Don't post many professional updates, but really excited about this new trailer music album I had the chance to work on with Immediate Music!A lot of fun, family adventure stuff full of mystery and magic...

*Animated Fantasy Adventure - Immediate Music*
https://bmgmusic.sourceaudio.com/#!explorer?b=5999675


----------



## AllanH (Feb 9, 2019)

Congratulations! This is wonderful music.
"Wondrous Majestic" is a perfect description.


----------



## BenG (Feb 9, 2019)

AllanH said:


> Congratulations! This is wonderful music.
> "Wondrous Majestic" is a perfect description.


Thank you so much!


----------



## Emmanuel Rousseau (Feb 9, 2019)

You nailed it, Benjamin !
Can I ask how long did it take you ? Currently doing my first production music album and I have the feeling I am SO SLOW... :D


----------



## BenG (Feb 10, 2019)

whitewasteland said:


> You nailed it, Benjamin !
> Can I ask how long did it take you ? Currently doing my first production music album and I have the feeling I am SO SLOW... :D



Thank you so much! And very cool to hear about your first album

In answer to your question, it took about 10-12 weeks for the entire album and I average about one track a week. That said, everyone has their own pace and do whatever works for you!


----------



## CGR (Feb 10, 2019)

Congrats Ben - sounds wonderful. Should prove to be a popular release.


----------



## BenG (Feb 10, 2019)

CGR said:


> Congrats Ben - sounds wonderful. Should prove to be a popular release.

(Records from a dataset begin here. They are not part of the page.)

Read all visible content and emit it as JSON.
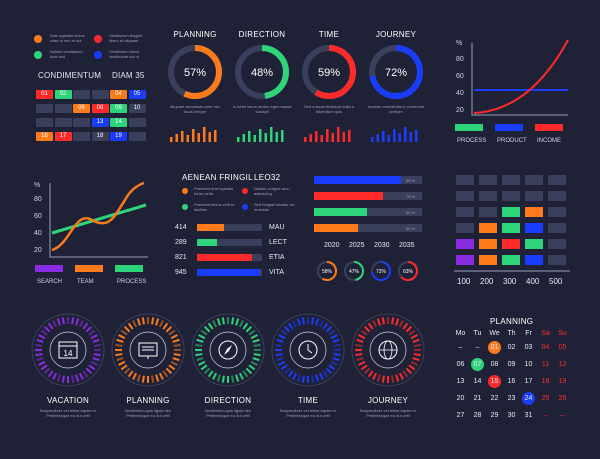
{
  "colors": {
    "bg": "#1f2236",
    "orange": "#ff7a1a",
    "green": "#2ed47a",
    "red": "#ff2b2b",
    "blue": "#1a3cff",
    "purple": "#8a2be2",
    "track": "#3a3f5c"
  },
  "legend_top": [
    {
      "text": "Duis egestas lectus vitae ut nec et dui",
      "color": "#ff7a1a"
    },
    {
      "text": "Vestibulum feugiat libero et aliquam",
      "color": "#ff2b2b"
    },
    {
      "text": "Nullam vestibulum duis sed",
      "color": "#2ed47a"
    },
    {
      "text": "Vestibulum fusce vestibulum dui ut",
      "color": "#1a3cff"
    }
  ],
  "grid_table": {
    "title_left": "CONDIMENTUM",
    "title_right": "DIAM 35",
    "numbers": [
      "01",
      "02",
      "03",
      "04",
      "05",
      "06",
      "07",
      "08",
      "09",
      "10",
      "11",
      "12",
      "13",
      "14",
      "15",
      "16",
      "17",
      "18",
      "19"
    ]
  },
  "donuts": [
    {
      "label": "PLANNING",
      "value": "57%",
      "pct": 57,
      "color": "#ff7a1a",
      "desc": "Aliquam accumsan ante nec lacus integer"
    },
    {
      "label": "DIRECTION",
      "value": "48%",
      "pct": 48,
      "color": "#2ed47a",
      "desc": "In tortor lacus ornare eget massa suscipit"
    },
    {
      "label": "TIME",
      "value": "59%",
      "pct": 59,
      "color": "#ff2b2b",
      "desc": "Sed a lacus tincidunt nulla a bibendum quis"
    },
    {
      "label": "JOURNEY",
      "value": "72%",
      "pct": 72,
      "color": "#1a3cff",
      "desc": "Aenean molestuda in commodo pretium"
    }
  ],
  "growth_chart": {
    "y_unit": "%",
    "y_ticks": [
      "80",
      "60",
      "40",
      "20"
    ],
    "legend": [
      {
        "label": "PROCESS",
        "color": "#2ed47a"
      },
      {
        "label": "PRODUCT",
        "color": "#1a3cff"
      },
      {
        "label": "INCOME",
        "color": "#ff2b2b"
      }
    ]
  },
  "wave_chart": {
    "y_unit": "%",
    "y_ticks": [
      "80",
      "60",
      "40",
      "20"
    ],
    "legend": [
      {
        "label": "SEARCH",
        "color": "#8a2be2"
      },
      {
        "label": "TEAM",
        "color": "#ff7a1a"
      },
      {
        "label": "PROCESS",
        "color": "#2ed47a"
      }
    ]
  },
  "mid_panel": {
    "title_left": "AENEAN FRINGIL",
    "title_right": "LEO32",
    "items": [
      {
        "text": "Praesent erat egestas tortor pella",
        "color": "#ff7a1a"
      },
      {
        "text": "Nullam congue arcu adipiscing",
        "color": "#ff2b2b"
      },
      {
        "text": "Praesent lectus velit et facilisis",
        "color": "#2ed47a"
      },
      {
        "text": "Sed feugiat lobortis vel molestie",
        "color": "#1a3cff"
      }
    ],
    "bars": [
      {
        "num": "414",
        "label": "MAU",
        "pct": 0.42,
        "color": "#ff7a1a"
      },
      {
        "num": "289",
        "label": "LECT",
        "pct": 0.3,
        "color": "#2ed47a"
      },
      {
        "num": "821",
        "label": "ETIA",
        "pct": 0.85,
        "color": "#ff2b2b"
      },
      {
        "num": "945",
        "label": "VITA",
        "pct": 0.97,
        "color": "#1a3cff"
      }
    ]
  },
  "hbar_chart": {
    "bars": [
      {
        "pct": 0.98,
        "tag": "98 %",
        "color": "#1a3cff"
      },
      {
        "pct": 0.78,
        "tag": "78 %",
        "color": "#ff2b2b"
      },
      {
        "pct": 0.6,
        "tag": "60 %",
        "color": "#2ed47a"
      },
      {
        "pct": 0.5,
        "tag": "50 %",
        "color": "#ff7a1a"
      }
    ],
    "x_labels": [
      "2020",
      "2025",
      "2030",
      "2035"
    ],
    "mini_donuts": [
      {
        "value": "58%",
        "pct": 58,
        "color": "#ff7a1a"
      },
      {
        "value": "47%",
        "pct": 47,
        "color": "#2ed47a"
      },
      {
        "value": "72%",
        "pct": 72,
        "color": "#1a3cff"
      },
      {
        "value": "63%",
        "pct": 63,
        "color": "#ff2b2b"
      }
    ]
  },
  "heatmap": {
    "x_labels": [
      "100",
      "200",
      "300",
      "400",
      "500"
    ]
  },
  "dials": [
    {
      "label": "VACATION",
      "icon": "calendar-icon",
      "day": "14",
      "color": "#8a2be2",
      "desc": "Suspendisse vel tellus sapien in Pellentesque eu dui velit"
    },
    {
      "label": "PLANNING",
      "icon": "presentation-icon",
      "color": "#ff7a1a",
      "desc": "Vestibulum quis ligula nec Pellentesque eu dui velit"
    },
    {
      "label": "DIRECTION",
      "icon": "compass-icon",
      "color": "#2ed47a",
      "desc": "Vestibulum quis ligula nec Pellentesque eu dui velit"
    },
    {
      "label": "TIME",
      "icon": "clock-icon",
      "color": "#1a3cff",
      "desc": "Suspendisse vel tellus sapien in Pellentesque eu dui velit"
    },
    {
      "label": "JOURNEY",
      "icon": "globe-icon",
      "color": "#ff2b2b",
      "desc": "Suspendisse vel tellus sapien in Pellentesque eu dui velit"
    }
  ],
  "calendar": {
    "title": "PLANNING",
    "weekdays": [
      "Mo",
      "Tu",
      "We",
      "Th",
      "Fr",
      "Sa",
      "Su"
    ],
    "rows": [
      [
        "–",
        "–",
        "01",
        "02",
        "03",
        "04",
        "05"
      ],
      [
        "06",
        "07",
        "08",
        "09",
        "10",
        "11",
        "12"
      ],
      [
        "13",
        "14",
        "15",
        "16",
        "17",
        "18",
        "19"
      ],
      [
        "20",
        "21",
        "22",
        "23",
        "24",
        "25",
        "26"
      ],
      [
        "27",
        "28",
        "29",
        "30",
        "31",
        "–",
        "–"
      ]
    ],
    "highlights": {
      "07": "#2ed47a",
      "15": "#ff2b2b",
      "24": "#1a3cff",
      "01": "#ff7a1a"
    }
  }
}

Thank you @CGR and hoping so!


----------



## Maxfabian (Feb 10, 2019)

Wonderful!!! Really beautiful and creative music. Just curious, How is your workflow? How do you make/write your music. And what libs was used? Congratulations

Cheers


----------



## BenG (Feb 10, 2019)

Maxfabian said:


> Wonderful!!! Really beautiful and creative music. Just curious, How is your workflow? How do you make/write your music. And what libs was used? Congratulations
> 
> Cheers



Glad to hear you enjoyed it!  

As for my workflow, I'll basically work our themes/harmony on piano and then switch over to my DAW to orchestrate everything within my template. As for libs, it's a lot of the usual suspects...

BWW/Hollywoodwinds
Cinebrass Core/Pro
Cinematic Strings 2
Spitfire Perc
Storm Choir I


----------